A random forest model for forecasting regional COVID-19 cases utilizing reproduction number estimates and demographic data

Chaos Solitons Fractals. 2022 Mar:156:111779. doi: 10.1016/j.chaos.2021.111779. Epub 2022 Jan 5.

Abstract

During the COVID-19 pandemic, predicting case spikes at the local level is important for a precise, targeted public health response and is generally done with compartmental models.

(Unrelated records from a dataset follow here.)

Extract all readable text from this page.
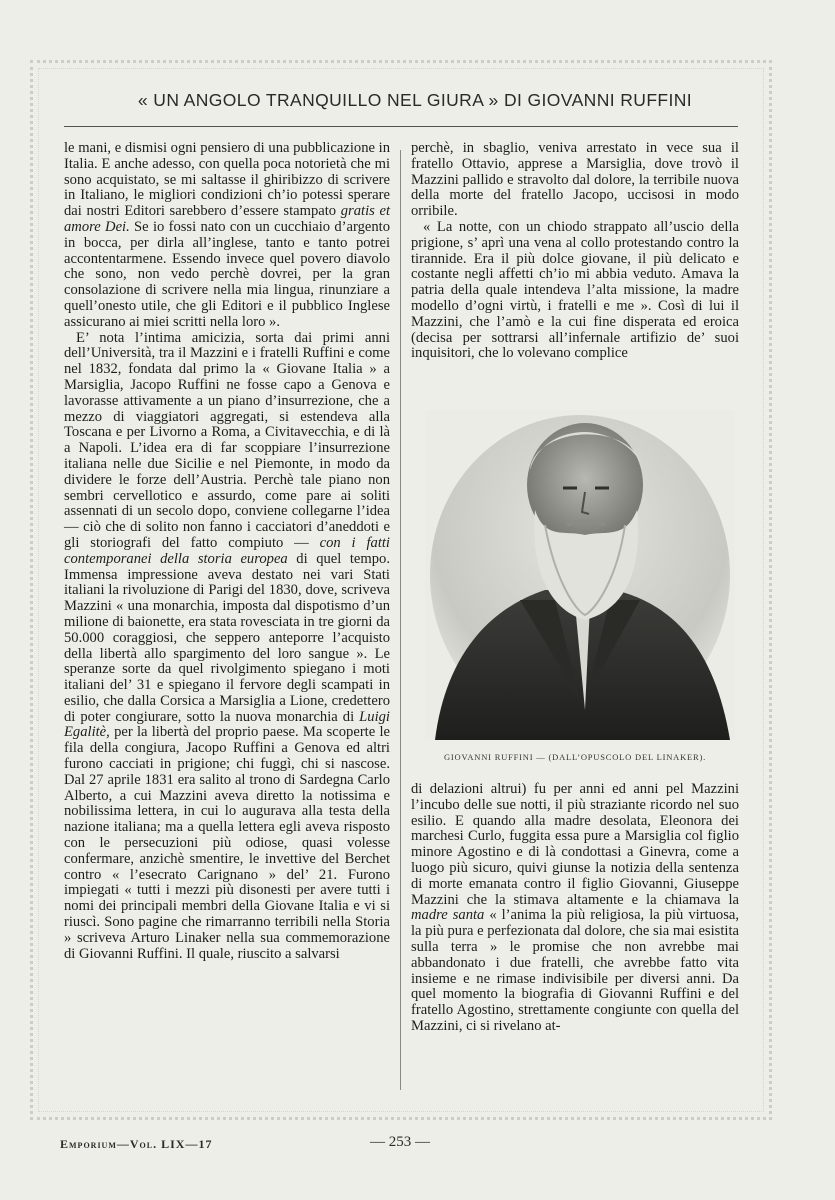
« UN ANGOLO TRANQUILLO NEL GIURA » DI GIOVANNI RUFFINI

le mani, e dismisi ogni pensiero di una pubblicazione in Italia. E anche adesso, con quella poca notorietà che mi sono acquistato, se mi saltasse il ghiribizzo di scrivere in Italiano, le migliori condizioni ch’io potessi sperare dai nostri Editori sarebbero d’essere stampato gratis et amore Dei. Se io fossi nato con un cucchiaio d’argento in bocca, per dirla all’inglese, tanto e tanto potrei accontentarmene. Essendo invece quel povero diavolo che sono, non vedo perchè dovrei, per la gran consolazione di scrivere nella mia lingua, rinunziare a quell’onesto utile, che gli Editori e il pubblico Inglese assicurano ai miei scritti nella loro ».

E’ nota l’intima amicizia, sorta dai primi anni dell’Università, tra il Mazzini e i fratelli Ruffini e come nel 1832, fondata dal primo la « Giovane Italia » a Marsiglia, Jacopo Ruffini ne fosse capo a Genova e lavorasse attivamente a un piano d’insurrezione, che a mezzo di viaggiatori aggregati, si estendeva alla Toscana e per Livorno a Roma, a Civitavecchia, e di là a Napoli. L’idea era di far scoppiare l’insurrezione italiana nelle due Sicilie e nel Piemonte, in modo da dividere le forze dell’Austria. Perchè tale piano non sembri cervellotico e assurdo, come pare ai soliti assennati di un secolo dopo, conviene collegarne l’idea — ciò che di solito non fanno i cacciatori d’aneddoti e gli storiografi del fatto compiuto — con i fatti contemporanei della storia europea di quel tempo. Immensa impressione aveva destato nei vari Stati italiani la rivoluzione di Parigi del 1830, dove, scriveva Mazzini « una monarchia, imposta dal dispotismo d’un milione di baionette, era stata rovesciata in tre giorni da 50.000 coraggiosi, che seppero anteporre l’acquisto della libertà allo spargimento del loro sangue ». Le speranze sorte da quel rivolgimento spiegano i moti italiani del’ 31 e spiegano il fervore degli scampati in esilio, che dalla Corsica a Marsiglia a Lione, credettero di poter congiurare, sotto la nuova monarchia di Luigi Egalitè, per la libertà del proprio paese. Ma scoperte le fila della congiura, Jacopo Ruffini a Genova ed altri furono cacciati in prigione; chi fuggì, chi si nascose. Dal 27 aprile 1831 era salito al trono di Sardegna Carlo Alberto, a cui Mazzini aveva diretto la notissima e nobilissima lettera, in cui lo augurava alla testa della nazione italiana; ma a quella lettera egli aveva risposto con le persecuzioni più odiose, quasi volesse confermare, anzichè smentire, le invettive del Berchet contro « l’esecrato Carignano » del’ 21. Furono impiegati « tutti i mezzi più disonesti per avere tutti i nomi dei principali membri della Giovane Italia e vi si riuscì. Sono pagine che rimarranno terribili nella Storia » scriveva Arturo Linaker nella sua commemorazione di Giovanni Ruffini. Il quale, riuscito a salvarsi

perchè, in sbaglio, veniva arrestato in vece sua il fratello Ottavio, apprese a Marsiglia, dove trovò il Mazzini pallido e stravolto dal dolore, la terribile nuova della morte del fratello Jacopo, uccisosi in modo orribile.

« La notte, con un chiodo strappato all’uscio della prigione, s’ aprì una vena al collo protestando contro la tirannide. Era il più dolce giovane, il più delicato e costante negli affetti ch’io mi abbia veduto. Amava la patria della quale intendeva l’alta missione, la madre modello d’ogni virtù, i fratelli e me ». Così di lui il Mazzini, che l’amò e la cui fine disperata ed eroica (decisa per sottrarsi all’infernale artifizio de’ suoi inquisitori, che lo volevano complice

GIOVANNI RUFFINI — (DALL’OPUSCOLO DEL LINAKER).

di delazioni altrui) fu per anni ed anni pel Mazzini l’incubo delle sue notti, il più straziante ricordo nel suo esilio. E quando alla madre desolata, Eleonora dei marchesi Curlo, fuggita essa pure a Marsiglia col figlio minore Agostino e di là condottasi a Ginevra, come a luogo più sicuro, quivi giunse la notizia della sentenza di morte emanata contro il figlio Giovanni, Giuseppe Mazzini che la stimava altamente e la chiamava la madre santa « l’anima la più religiosa, la più virtuosa, la più pura e perfezionata dal dolore, che sia mai esistita sulla terra » le promise che non avrebbe mai abbandonato i due fratelli, che avrebbe fatto vita insieme e ne rimase indivisibile per diversi anni. Da quel momento la biografia di Giovanni Ruffini e del fratello Agostino, strettamente congiunte con quella del Mazzini, ci si rivelano at-

Emporium—Vol. LIX—17	— 253 —
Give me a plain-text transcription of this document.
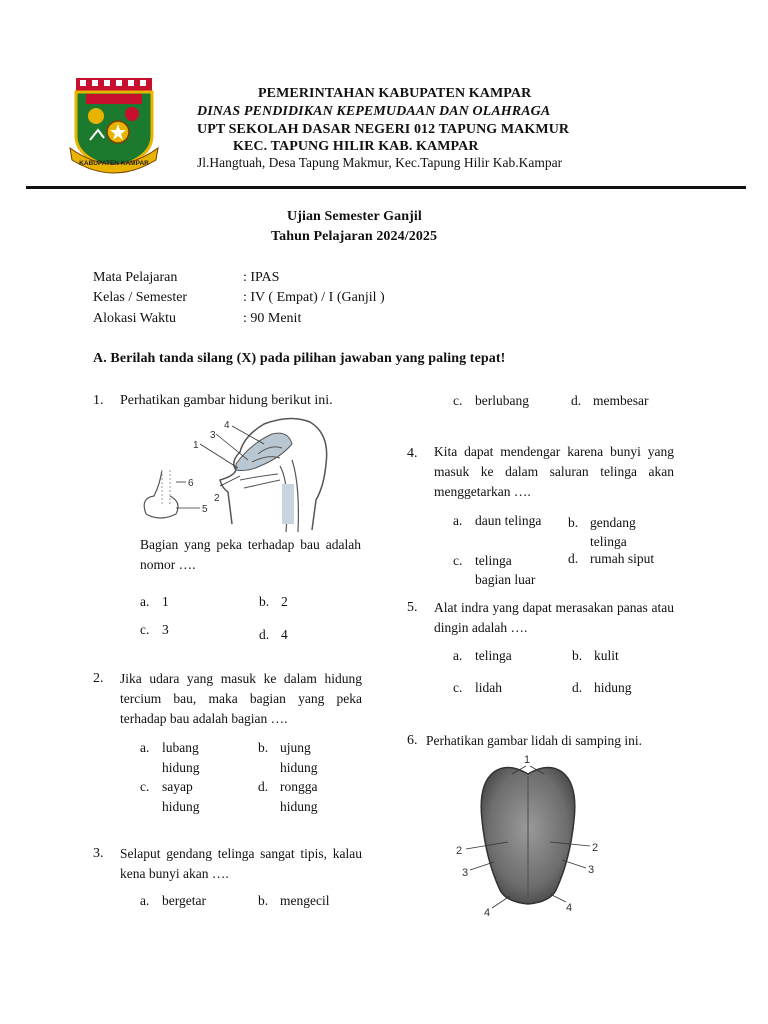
KABUPATEN KAMPAR
PEMERINTAHAN KABUPATEN KAMPAR
DINAS PENDIDIKAN KEPEMUDAAN DAN OLAHRAGA
UPT SEKOLAH DASAR NEGERI 012 TAPUNG MAKMUR
KEC. TAPUNG HILIR KAB. KAMPAR
Jl.Hangtuah, Desa Tapung Makmur, Kec.Tapung Hilir Kab.Kampar
Ujian Semester Ganjil
Tahun Pelajaran 2024/2025
Mata Pelajaran	: IPAS
Kelas / Semester	: IV ( Empat) / I (Ganjil )
Alokasi Waktu	: 90 Menit
A. Berilah tanda silang (X) pada pilihan jawaban yang paling tepat!
1. Perhatikan gambar hidung berikut ini.
1
2
3
4
5
6
Bagian yang peka terhadap bau adalah nomor ….
a. 1	b. 2
c. 3	d. 4
2. Jika udara yang masuk ke dalam hidung tercium bau, maka bagian yang peka terhadap bau adalah bagian ….
a. lubang
hidung
b. ujung
hidung
c. sayap
hidung
d. rongga
hidung
3. Selaput gendang telinga sangat tipis, kalau kena bunyi akan ….
a. bergetar	b. mengecil
c. berlubang	d. membesar
4. Kita dapat mendengar karena bunyi yang masuk ke dalam saluran telinga akan menggetarkan ….
a. daun telinga b. gendang
telinga
c. telinga
bagian luar
d. rumah siput
5. Alat indra yang dapat merasakan panas atau dingin adalah ….
a. telinga	b. kulit
c. lidah	d. hidung
6. Perhatikan gambar lidah di samping ini.
1
2	2
3	3
4	4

The performance of compartmental models is highly dependent on the accuracy of their assumptions about disease dynamics within a population; thus, such models are susceptible to human error, unexpected events, or unknown characteristics of a novel infectious agent like COVID-19. We present a relatively non-parametric random forest model that forecasts the number of COVID-19 cases at the U.S. county level. Its most prioritized training features are derived from easily accessible, standard epidemiological data (i.e., regional test positivity rate) and the effective reproduction number ( R t ) from compartmental models. A novel input training feature is case projections generated by aligning estimated effective reproduction number (pre-computed by COVIDActNow.org) with real time testing data until maximally correlated, helping our model fit better to the epidemic's trajectory as ascertained by traditional models. Poor reliability of R t is partially mitigated with dynamic population mobility and prevalence and mortality of non-COVID-19 diseases to gauge population disease susceptibility. The model was used to generate forecasts for 1, 2, 3, and 4 weeks into the future for each reference week within 11/01/2020 - 01/10/2021 for 3068 counties. Over this time period, it maintained a mean absolute error (MAE) of less than 300 weekly cases/100,000 and consistently outperformed or performed comparably with gold-standard compartmental models. Furthermore, it holds great potential in ensemble modeling due to its potential for a more expansive training feature set while maintaining good performance and limited resource utilization.

Keywords: COVID-19; Compartmental model; Mobility; Random forest; US county.